After the STM Conference, my head was buzzing with all things AI. I had written nearly 3,000 words for a post-conference blog: a short overview of the different AI-use cases in research publishing. And then, Frankfurt Book Fair came along, with busy days of meetings, dinners, catching up with colleagues. So, the below is a bit of a delayed recap of some of the key takeaways from me STM Conference.
Producing research content with the use of AI
This would focus on content-generating AI, LLMs like ChatGTP, and include discussions on what's ethical for authors/researchers to use, and what they should declare.
Non-native English speakers putting a draft manuscript through an LLM to improve the language, using it as an editing service, seems totally fine, but asking an LLM to write an entire paper is not. One step further in that direction we have entire papers created and spat out by papermills. What about the great area in the middle?

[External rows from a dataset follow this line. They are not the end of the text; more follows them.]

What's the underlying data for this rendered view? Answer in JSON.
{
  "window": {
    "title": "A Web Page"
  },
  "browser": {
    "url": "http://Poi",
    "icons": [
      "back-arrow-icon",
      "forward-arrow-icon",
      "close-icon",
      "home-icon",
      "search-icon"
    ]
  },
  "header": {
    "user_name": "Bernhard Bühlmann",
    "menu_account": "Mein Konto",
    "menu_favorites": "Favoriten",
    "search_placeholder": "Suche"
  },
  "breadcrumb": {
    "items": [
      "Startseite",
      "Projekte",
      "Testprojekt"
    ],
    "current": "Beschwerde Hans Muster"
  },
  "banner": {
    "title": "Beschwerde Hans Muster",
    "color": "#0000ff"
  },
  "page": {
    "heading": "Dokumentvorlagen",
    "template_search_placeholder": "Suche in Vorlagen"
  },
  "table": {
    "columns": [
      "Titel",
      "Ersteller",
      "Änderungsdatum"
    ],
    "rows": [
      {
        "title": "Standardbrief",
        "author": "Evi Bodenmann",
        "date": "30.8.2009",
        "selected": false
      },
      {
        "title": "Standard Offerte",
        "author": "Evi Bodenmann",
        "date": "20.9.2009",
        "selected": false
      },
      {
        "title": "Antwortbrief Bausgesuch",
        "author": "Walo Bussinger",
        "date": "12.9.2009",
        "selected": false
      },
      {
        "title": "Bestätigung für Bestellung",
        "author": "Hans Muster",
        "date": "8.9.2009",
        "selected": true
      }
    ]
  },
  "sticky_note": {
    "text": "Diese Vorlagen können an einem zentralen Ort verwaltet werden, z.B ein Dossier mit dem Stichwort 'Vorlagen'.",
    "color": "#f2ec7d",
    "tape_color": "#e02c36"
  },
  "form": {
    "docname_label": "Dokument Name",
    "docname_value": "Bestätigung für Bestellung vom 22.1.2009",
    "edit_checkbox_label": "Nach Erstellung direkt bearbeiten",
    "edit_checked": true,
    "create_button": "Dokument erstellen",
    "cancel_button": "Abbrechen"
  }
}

A lot of education is needed in this space, I believe. I loved Lisa Janicke-Hinchliffe's example of asking students why they used a certain AI tool to ensure critical thinking skills around the use of these tools rather than just blindly using them.
AI models using published research as source material
This would include the discussion of content-generating, predictive generative AI like ChatGTP making use of scholarly content in order to train the AI. Within this use case is where there are discussions on attribution, licensing, open access vs closed access, copyright exemptions, etc. The conference had a very specific session just on this.
During the day there was a lot of discussion around attribution. "As long as LLMs provide attribution about where they get the content from, and what the original source is, that's fine." There was some discussion about LLMs becoming the new way for researchers to search for and consume content, instead of just googling it. Over dinner someone even shared an anecdote about a doctor using ChatGTP to look up medical questions before treatment!
But it doesn’t seem to be as easy as just including a source and attribution into these existing, openly available models. During one of the breaks, ChronosHub’s founder Christian Grubak explained to me that LLMs like ChatGTP can't actually provide a list of references – these systems are based on predicting the next word, and not spitting out information from a specific source. Daniel Ebetner, CEO at Karger Publishers, made the same point in the closing Executive Panel that LLMs spit out quotes accidentally. My question: why didn't we start the day by laying some ground knowledge down so we're all on the same page to begin with? I do wonder if these models, and spin-offs, will come up with other ways to solve this problem, such as by using a RAG (Retrieval Augmented Generation) model, so it is equally focused on retrieving content from specific sources (and listing them) as well as generating content based on predictions. The difference between LLMs and RAG models was also something I wasn’t familiar with and could have proven a helpful start to the day for me.
RAG models based solely on publisher-produced source material, including sources, sounds like an interesting idea to me, and it seems that licensing content for ‘closed’ use to specific organizations is already happening. Shouldn’t publishers work together on this, to create a 'closed' LLM that is based on research publications only, so the content doesn't sit alongside web content? Surely there’d be interest from libraries in access to something like that – and the need to collaborate to fight against open systems for the greater benefit of protecting the integrity of the scholarly record.
AI-driven tools to optimize workflows and other parts of the research publishing process
Again, a rather 'wide' bucket, and one that has been in use long before the launch of ChatGTP. This would also include AI-driven tools to try and figure out if content has been written by an AI, or any tools that rely on AI-based metadata analysis to make predictions around this, such as research integrity tools, as well as any tools to help with peer review identification and recommendations. I find this space quite interesting, not least because that’s where ChronosHub fits in. Over dinner I learned about an interesting upcoming start-up called Blueberg.ai, that is looking to use AI to match manuscripts to submission guidelines.
In conclusion
For all of these use cases outlined above, as Linda S. Bishai, Research Staff Member at the Institute for Defense Analyses said in the keynote presentation, we must ask ourselves what the benefit is to us as humans, and what the ethical, legal and societal implications could be, especially if mis-used. In all cases, we must ensure that "the human is the loop," as Miriam Maus from IOP Publishing put it.
If you're using AI tools to write content, be honest about it, and check the facts, because ultimately your name is on it - the AI is a mere assistant, and the human has full responsibility, and accountability. If you use AI driven tools to make decisions, use them for data generation, and then check facts and make your own decisions. One example that I found interesting was the discussion around peer review, that AI is very far off being able to do peer review, use intelligence and make a judgement, but that it might be helpful in pulling out some of the signs, verifying data etc.